On Thursday morning, a TV interviewer asked former Secretary of State Madeleine Albright to summarize Biden’s performance at the top. “I thought it was… a master class in diplomacy,” she said. “You have to put yourself in the shoes of the other person sitting across from you, so you know… what they want.”

Exactly. Now, Putin may find it useful to rethink a grand plan he once had to make Russia a major player in the global economy – and how he nearly got there. Until, in a fit of anger, he messes things up for himself and Russia.

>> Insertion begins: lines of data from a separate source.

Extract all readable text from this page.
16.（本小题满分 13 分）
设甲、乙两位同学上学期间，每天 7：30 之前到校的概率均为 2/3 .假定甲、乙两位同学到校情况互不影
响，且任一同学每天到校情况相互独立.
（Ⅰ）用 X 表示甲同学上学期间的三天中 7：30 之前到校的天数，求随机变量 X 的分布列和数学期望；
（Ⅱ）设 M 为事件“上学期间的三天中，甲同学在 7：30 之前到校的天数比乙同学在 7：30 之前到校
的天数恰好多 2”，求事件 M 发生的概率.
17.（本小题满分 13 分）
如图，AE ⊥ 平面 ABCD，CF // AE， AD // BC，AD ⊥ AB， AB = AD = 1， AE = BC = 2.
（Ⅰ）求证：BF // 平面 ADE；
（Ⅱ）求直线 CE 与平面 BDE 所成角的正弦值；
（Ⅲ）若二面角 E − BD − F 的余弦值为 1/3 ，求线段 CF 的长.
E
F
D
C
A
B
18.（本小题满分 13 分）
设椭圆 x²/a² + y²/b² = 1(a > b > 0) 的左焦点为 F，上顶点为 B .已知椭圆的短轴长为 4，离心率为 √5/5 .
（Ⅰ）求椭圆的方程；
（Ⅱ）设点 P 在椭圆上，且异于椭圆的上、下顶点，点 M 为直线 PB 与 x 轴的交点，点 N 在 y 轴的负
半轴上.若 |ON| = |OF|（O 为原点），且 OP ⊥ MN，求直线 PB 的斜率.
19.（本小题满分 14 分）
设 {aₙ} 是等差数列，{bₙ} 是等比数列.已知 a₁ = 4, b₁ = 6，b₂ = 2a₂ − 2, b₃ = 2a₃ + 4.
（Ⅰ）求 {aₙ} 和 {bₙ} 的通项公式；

I called it Putin’s two-step Sochi. Russia was economically stressed and isolated from the global economy before 2014, when Putin almost pulled off a brilliant but risky bet: (1) Putin spent a fortune to make Sochi the site of the February 2014 Winter Olympics, winning worldwide fame. (2) Putin, as the rotating G-8 chairman, also arranged for Sochi to host the group’s economic meeting later in June – and he planned to use Russia’s newfound respect to attract more huge international companies and investors.

But instead, after the Sochi Olympics, Ukraine accepted new trade ties with Europe, rejecting Russia. Putin saw this as a national disgrace. Enraged, he seized the Crimea militarily. Of course, the G-8 canceled their Sochi meeting, kicked Russia out and renamed themselves G-7. Russia’s economy has suffered since, made worse by Putin’s outright militarism and cyberattacks.

This week, Biden deftly maneuvered Putin into a win-win position he could never have captured militarily: a chance that may allow Russia to re-enter the global economy and win the rest of us a measure of peace.

Now, Putin needs to thoroughly rethink what he wants his legacy to be.